Czyż zawsze muszę pisać o płytach niezwykłych? Kiedy niby nic, a jednak. Znajduję w czymś, co słyszę jakiś czar.

ijkb_dw.jpgMoją półkę zasilił album Illinoisa Jacqueta Desert Winds. Illinois należy do moich ulubieńców. Wystarczy, że dmuchnie leciuchno, i już robi mi się miękko w okolicy brzucha. Jest mistrzem bezpretensjonalności. Słucham właśnie nagrania tytułowego. Coś jak tango, a może nie, ma coś z muzyki żydowskiej. Taki uroczy motyw. Ach, jak wpada w ucho!

O, i zaczął właśnie drugi czarodziej – Kenny Burrell. Można mnie żywcem kroić, gdy słyszę jego gitarę z tamtych lat. Willie Rodrigues coś tam sobie puka na „latynoskich bębnach”, a ja już wyjechałem na Hawaje. Star Eyes – saksofon Jacqueta wyrzuca puchowe piórka dobre na cieplutką kołderkę. Nie ma tu za dużo pianisty Tommy’ego Flanagana, ale jego nuty również są pełne zaufania. Można z nimi konie kraść! Tylko po co?

Przyszedł czas na bluesa. Blues For The Early Bird. Bo przecież Illinois obok Willisa Jacksona jest najlepszym saksofonistą bluesowym wśród jazzmanów, podobnie jak Burrell gitarzystą. He!

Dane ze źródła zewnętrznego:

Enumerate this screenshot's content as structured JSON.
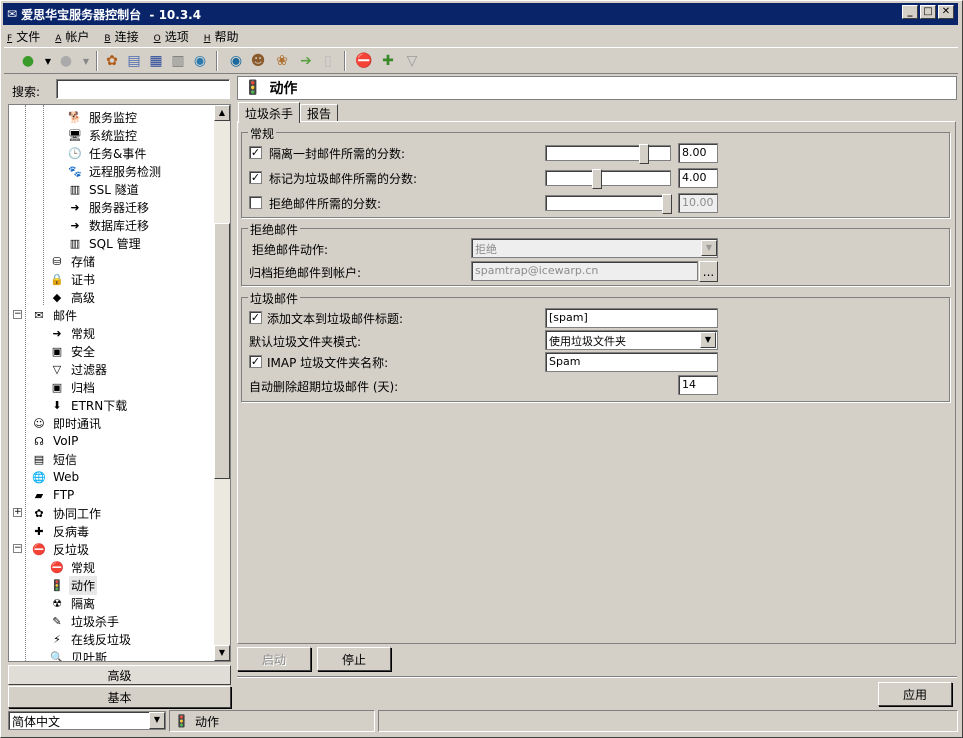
{
  "window": {
    "title": "爱思华宝服务器控制台  - 10.3.4"
  },
  "menu": [
    {
      "key": "F",
      "label": "文件"
    },
    {
      "key": "A",
      "label": "帐户"
    },
    {
      "key": "B",
      "label": "连接"
    },
    {
      "key": "O",
      "label": "选项"
    },
    {
      "key": "H",
      "label": "帮助"
    }
  ],
  "search": {
    "label": "搜索:",
    "value": ""
  },
  "tree": [
    {
      "label": "服务监控",
      "icon": "dog-icon",
      "iconChar": "🐕",
      "level": 3
    },
    {
      "label": "系统监控",
      "icon": "monitor-icon",
      "iconChar": "🖥",
      "level": 3
    },
    {
      "label": "任务&事件",
      "icon": "clock-icon",
      "iconChar": "🕒",
      "level": 3
    },
    {
      "label": "远程服务检测",
      "icon": "paw-icon",
      "iconChar": "🐾",
      "level": 3
    },
    {
      "label": "SSL 隧道",
      "icon": "chart-icon",
      "iconChar": "▥",
      "level": 3
    },
    {
      "label": "服务器迁移",
      "icon": "migrate-icon",
      "iconChar": "➜",
      "level": 3
    },
    {
      "label": "数据库迁移",
      "icon": "db-migrate-icon",
      "iconChar": "➜",
      "level": 3
    },
    {
      "label": "SQL 管理",
      "icon": "chart-icon",
      "iconChar": "▥",
      "level": 3
    },
    {
      "label": "存储",
      "icon": "storage-icon",
      "iconChar": "⛁",
      "level": 2
    },
    {
      "label": "证书",
      "icon": "certificate-icon",
      "iconChar": "🔒",
      "level": 2
    },
    {
      "label": "高级",
      "icon": "advanced-icon",
      "iconChar": "◆",
      "level": 2
    },
    {
      "label": "邮件",
      "icon": "mail-icon",
      "iconChar": "✉",
      "level": 1,
      "expander": "−"
    },
    {
      "label": "常规",
      "icon": "general-icon",
      "iconChar": "➜",
      "level": 2
    },
    {
      "label": "安全",
      "icon": "security-icon",
      "iconChar": "▣",
      "level": 2
    },
    {
      "label": "过滤器",
      "icon": "filter-icon",
      "iconChar": "▽",
      "level": 2
    },
    {
      "label": "归档",
      "icon": "archive-icon",
      "iconChar": "▣",
      "level": 2
    },
    {
      "label": "ETRN下载",
      "icon": "download-icon",
      "iconChar": "⬇",
      "level": 2
    },
    {
      "label": "即时通讯",
      "icon": "im-icon",
      "iconChar": "☺",
      "level": 1
    },
    {
      "label": "VoIP",
      "icon": "headset-icon",
      "iconChar": "☊",
      "level": 1
    },
    {
      "label": "短信",
      "icon": "phone-icon",
      "iconChar": "▤",
      "level": 1
    },
    {
      "label": "Web",
      "icon": "globe-icon",
      "iconChar": "🌐",
      "level": 1
    },
    {
      "label": "FTP",
      "icon": "folder-icon",
      "iconChar": "▰",
      "level": 1
    },
    {
      "label": "协同工作",
      "icon": "groupware-icon",
      "iconChar": "✿",
      "level": 1,
      "expander": "+"
    },
    {
      "label": "反病毒",
      "icon": "antivirus-icon",
      "iconChar": "✚",
      "level": 1
    },
    {
      "label": "反垃圾",
      "icon": "stop-icon",
      "iconChar": "⛔",
      "level": 1,
      "expander": "−"
    },
    {
      "label": "常规",
      "icon": "stop-icon",
      "iconChar": "⛔",
      "level": 2
    },
    {
      "label": "动作",
      "icon": "traffic-light-icon",
      "iconChar": "🚦",
      "level": 2,
      "selected": true
    },
    {
      "label": "隔离",
      "icon": "quarantine-icon",
      "iconChar": "☢",
      "level": 2
    },
    {
      "label": "垃圾杀手",
      "icon": "spam-killer-icon",
      "iconChar": "✎",
      "level": 2
    },
    {
      "label": "在线反垃圾",
      "icon": "online-antispam-icon",
      "iconChar": "⚡",
      "level": 2
    },
    {
      "label": "贝叶斯",
      "icon": "bayes-icon",
      "iconChar": "🔍",
      "level": 2
    }
  ],
  "bottom_left": {
    "advanced": "高级",
    "basic": "基本"
  },
  "panel": {
    "title": "动作"
  },
  "tabs": [
    {
      "label": "垃圾杀手",
      "active": true
    },
    {
      "label": "报告",
      "active": false
    }
  ],
  "general": {
    "title": "常规",
    "rows": [
      {
        "label": "隔离一封邮件所需的分数:",
        "checked": "✓",
        "value": "8.00",
        "level": 0.8,
        "disabled": false
      },
      {
        "label": "标记为垃圾邮件所需的分数:",
        "checked": "✓",
        "value": "4.00",
        "level": 0.4,
        "disabled": false
      },
      {
        "label": "拒绝邮件所需的分数:",
        "checked": "",
        "value": "10.00",
        "level": 1.0,
        "disabled": true
      }
    ]
  },
  "reject": {
    "title": "拒绝邮件",
    "action_label": "拒绝邮件动作:",
    "action_value": "拒绝",
    "archive_label": "归档拒绝邮件到帐户:",
    "archive_value": "spamtrap@icewarp.cn",
    "browse": "..."
  },
  "spam": {
    "title": "垃圾邮件",
    "add_text_label": "添加文本到垃圾邮件标题:",
    "add_text_checked": "✓",
    "add_text_value": "[spam]",
    "folder_mode_label": "默认垃圾文件夹模式:",
    "folder_mode_value": "使用垃圾文件夹",
    "imap_label": "IMAP 垃圾文件夹名称:",
    "imap_checked": "✓",
    "imap_value": "Spam",
    "autodelete_label": "自动删除超期垃圾邮件 (天):",
    "autodelete_value": "14"
  },
  "buttons": {
    "start": "启动",
    "stop": "停止",
    "apply": "应用"
  },
  "statusbar": {
    "language": "简体中文",
    "current": "动作"
  }
}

A teraz Lester Leaps In – oczywiście chodzi o Lestera Younga, jednego z nauczycieli Jacqueta. Szkoła stylu, szkoła smaku. To już nie są czasu mocnego, szalonego rhythm’n’ bluesowego baletu, opanuj się chłopie – ktoś zdaje się podpowiadać z boku. A Burrell z prawej strony rzuca seryjne funty szyte na miarę. Bach, bach na perkusji i no i zmiana pałeczki – teraz Flanagan, a ja, jak to często bywa, słucham czarodziejskiej, swingującej perkusji. O rany, znów Burrell, co ten gość do mnie mówi?!

1964 rok. Co wtedy działo się na świecie? Jacquet z Burrellem nagrywali płytę. W finale Lester Leaps In powraca szalony knajpiany showman z saksofonem.

Ballada You’re My Thrill. Wchodzi saksofon, gwałtownie, bezpardonowo, pełen zmysłowego napięcia. Dzięki za masaż uszu.

Gdzieś w tle widzę knajpki pełne niespokojnych typów w garniakach, zakochanych… w dymie z papierosa. Przy ladzie siedzi samotna dama wystrojona na czarno. Intelektualizująca dama lekkich obyczajów. Dlaczego by nie? I dla niej orkiestra gra ostatni gorący, południowy numer – Canadian Sunset. Dla niej gitarzysta zapomniał o gitarze. Przypomina sobie z cicha po dwóch minutach. Odkrył, że jego tu brak, równocześnie coś sobie nucą. Dama lekko kolebie się na stołku. Swinguje niby zamyślona pani domu w Kanadzie. Dlaczego by nie?